6. Open-source Application Development Widgets

Developers are building and testing applications using environments, platforms, and tools that may be malicious. These days there is a sudden boom of third-party agencies that are providing app and website development services at a very reasonable price. Have you ever wondered why there is so much discount? These third-party agencies you cannot always trust, they are usually the ones with little security experience and skipping the checkpoints and testing used in the past. They prefer open-source tools, and a lot of those platforms were built by threat actors. 

7. Mobilization of Data

The growing mobilization of data is posing a threat to the data on the devices. With the advancement in technology, people are now able to work from their tablets or phones in the same way they were doing from their laptops.

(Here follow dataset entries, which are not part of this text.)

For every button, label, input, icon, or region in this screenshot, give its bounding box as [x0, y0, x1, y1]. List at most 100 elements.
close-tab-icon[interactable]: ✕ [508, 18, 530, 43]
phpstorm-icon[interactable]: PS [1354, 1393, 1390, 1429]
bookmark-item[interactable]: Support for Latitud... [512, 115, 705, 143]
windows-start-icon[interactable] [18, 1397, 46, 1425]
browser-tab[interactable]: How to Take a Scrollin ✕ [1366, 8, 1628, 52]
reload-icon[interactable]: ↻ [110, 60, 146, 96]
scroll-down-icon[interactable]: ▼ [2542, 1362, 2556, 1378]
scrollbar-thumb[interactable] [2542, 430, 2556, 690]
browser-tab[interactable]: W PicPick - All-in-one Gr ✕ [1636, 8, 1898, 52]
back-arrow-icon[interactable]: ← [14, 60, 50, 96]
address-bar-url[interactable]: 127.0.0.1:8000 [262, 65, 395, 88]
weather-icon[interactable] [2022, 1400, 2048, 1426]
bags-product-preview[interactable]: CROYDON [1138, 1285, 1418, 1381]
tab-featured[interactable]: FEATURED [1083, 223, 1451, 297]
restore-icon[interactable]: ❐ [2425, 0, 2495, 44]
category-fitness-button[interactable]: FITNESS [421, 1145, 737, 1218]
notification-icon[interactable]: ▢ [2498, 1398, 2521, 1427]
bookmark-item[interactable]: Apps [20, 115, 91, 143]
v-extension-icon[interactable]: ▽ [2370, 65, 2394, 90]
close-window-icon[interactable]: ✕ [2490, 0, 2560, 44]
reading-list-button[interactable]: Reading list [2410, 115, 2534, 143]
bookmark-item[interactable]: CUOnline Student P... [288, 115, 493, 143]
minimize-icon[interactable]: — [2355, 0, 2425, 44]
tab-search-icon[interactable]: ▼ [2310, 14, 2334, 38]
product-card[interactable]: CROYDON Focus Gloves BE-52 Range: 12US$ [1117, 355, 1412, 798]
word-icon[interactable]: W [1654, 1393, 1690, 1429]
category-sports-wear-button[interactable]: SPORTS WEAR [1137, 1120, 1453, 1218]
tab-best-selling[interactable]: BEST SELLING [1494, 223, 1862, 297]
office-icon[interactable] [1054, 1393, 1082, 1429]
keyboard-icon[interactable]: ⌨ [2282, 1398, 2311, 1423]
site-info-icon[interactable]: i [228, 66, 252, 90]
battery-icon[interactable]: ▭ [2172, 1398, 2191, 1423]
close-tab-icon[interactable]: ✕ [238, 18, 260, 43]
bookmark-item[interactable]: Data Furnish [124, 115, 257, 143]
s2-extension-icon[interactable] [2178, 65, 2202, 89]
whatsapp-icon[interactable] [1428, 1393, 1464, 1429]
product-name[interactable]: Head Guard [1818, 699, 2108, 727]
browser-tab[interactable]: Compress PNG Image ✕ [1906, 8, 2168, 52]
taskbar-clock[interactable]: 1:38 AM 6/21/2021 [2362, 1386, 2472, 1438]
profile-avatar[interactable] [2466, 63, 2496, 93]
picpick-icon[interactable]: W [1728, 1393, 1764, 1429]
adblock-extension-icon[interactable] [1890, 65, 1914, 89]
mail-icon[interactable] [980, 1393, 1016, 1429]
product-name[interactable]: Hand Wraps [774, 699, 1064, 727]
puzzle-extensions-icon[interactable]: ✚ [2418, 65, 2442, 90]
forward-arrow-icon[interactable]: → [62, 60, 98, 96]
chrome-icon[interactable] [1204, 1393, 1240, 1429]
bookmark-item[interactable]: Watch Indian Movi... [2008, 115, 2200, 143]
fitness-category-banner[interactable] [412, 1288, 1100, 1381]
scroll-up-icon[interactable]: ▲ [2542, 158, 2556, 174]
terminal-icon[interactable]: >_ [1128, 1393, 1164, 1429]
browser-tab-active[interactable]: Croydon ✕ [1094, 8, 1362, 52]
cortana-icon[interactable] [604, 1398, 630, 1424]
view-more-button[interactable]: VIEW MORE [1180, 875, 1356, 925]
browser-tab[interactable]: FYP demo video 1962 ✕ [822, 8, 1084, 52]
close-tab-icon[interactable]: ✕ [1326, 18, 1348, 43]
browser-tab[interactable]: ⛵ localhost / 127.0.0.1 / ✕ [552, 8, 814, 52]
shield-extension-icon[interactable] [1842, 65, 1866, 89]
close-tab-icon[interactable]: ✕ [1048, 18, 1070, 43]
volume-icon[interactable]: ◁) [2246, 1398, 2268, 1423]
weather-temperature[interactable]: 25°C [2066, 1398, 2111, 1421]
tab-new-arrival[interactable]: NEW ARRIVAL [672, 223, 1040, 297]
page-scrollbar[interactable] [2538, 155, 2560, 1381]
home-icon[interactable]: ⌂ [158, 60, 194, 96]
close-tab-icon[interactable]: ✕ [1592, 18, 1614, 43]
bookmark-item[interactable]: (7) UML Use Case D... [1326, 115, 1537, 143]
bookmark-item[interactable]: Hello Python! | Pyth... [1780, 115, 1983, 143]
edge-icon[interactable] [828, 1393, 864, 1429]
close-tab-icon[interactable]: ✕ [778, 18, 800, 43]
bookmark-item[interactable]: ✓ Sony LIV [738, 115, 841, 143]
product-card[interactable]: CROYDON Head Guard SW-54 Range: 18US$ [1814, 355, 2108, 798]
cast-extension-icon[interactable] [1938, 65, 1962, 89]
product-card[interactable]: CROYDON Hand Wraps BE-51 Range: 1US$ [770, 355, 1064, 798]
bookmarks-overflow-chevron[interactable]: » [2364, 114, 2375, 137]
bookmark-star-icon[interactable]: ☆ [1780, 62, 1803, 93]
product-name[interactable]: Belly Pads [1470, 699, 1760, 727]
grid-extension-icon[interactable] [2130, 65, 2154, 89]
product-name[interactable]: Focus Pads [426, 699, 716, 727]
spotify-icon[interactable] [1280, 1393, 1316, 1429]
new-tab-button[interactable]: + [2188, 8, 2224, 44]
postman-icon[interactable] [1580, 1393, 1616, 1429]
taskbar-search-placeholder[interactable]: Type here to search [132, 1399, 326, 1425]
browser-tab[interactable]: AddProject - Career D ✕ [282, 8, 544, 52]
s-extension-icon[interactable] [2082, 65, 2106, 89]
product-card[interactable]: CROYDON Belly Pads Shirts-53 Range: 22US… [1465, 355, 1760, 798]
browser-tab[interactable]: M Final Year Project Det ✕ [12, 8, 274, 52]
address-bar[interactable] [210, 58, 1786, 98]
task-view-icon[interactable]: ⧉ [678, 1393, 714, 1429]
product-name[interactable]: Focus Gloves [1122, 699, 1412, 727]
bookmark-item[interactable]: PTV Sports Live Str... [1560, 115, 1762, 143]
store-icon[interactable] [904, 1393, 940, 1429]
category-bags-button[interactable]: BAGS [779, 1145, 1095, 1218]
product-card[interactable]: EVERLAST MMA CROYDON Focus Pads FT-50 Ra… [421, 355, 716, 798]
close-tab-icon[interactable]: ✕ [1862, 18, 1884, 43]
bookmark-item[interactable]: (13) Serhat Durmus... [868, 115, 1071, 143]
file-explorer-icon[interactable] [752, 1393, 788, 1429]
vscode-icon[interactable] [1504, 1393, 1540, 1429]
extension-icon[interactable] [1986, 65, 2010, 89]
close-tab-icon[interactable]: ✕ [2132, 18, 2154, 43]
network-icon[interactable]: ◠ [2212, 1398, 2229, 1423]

But a lot of Configuration Management needs to be done to ensure that the data is being stored in a secure place as they do on laptops instead of getting stored in a personal iCloud account. 
It is not only the corporate data that is at stake, people often tend to handle their social information inappropriately, thus getting it exposed while taking quizzes while entering data for freebies or discounts. 

8. Under-educate Employees

 It is very important to extend security training to each and every level of employment in the organization and make uneducated or elderly persons aware of the basics of security practices. Hackers often target low-level employees who have weaker security practice training than executives but have access to sensitive information. 
It is very important to provide security and privacy training early, to help people understand how pervasive data can be, and what impact it can have on your life if it is hacked.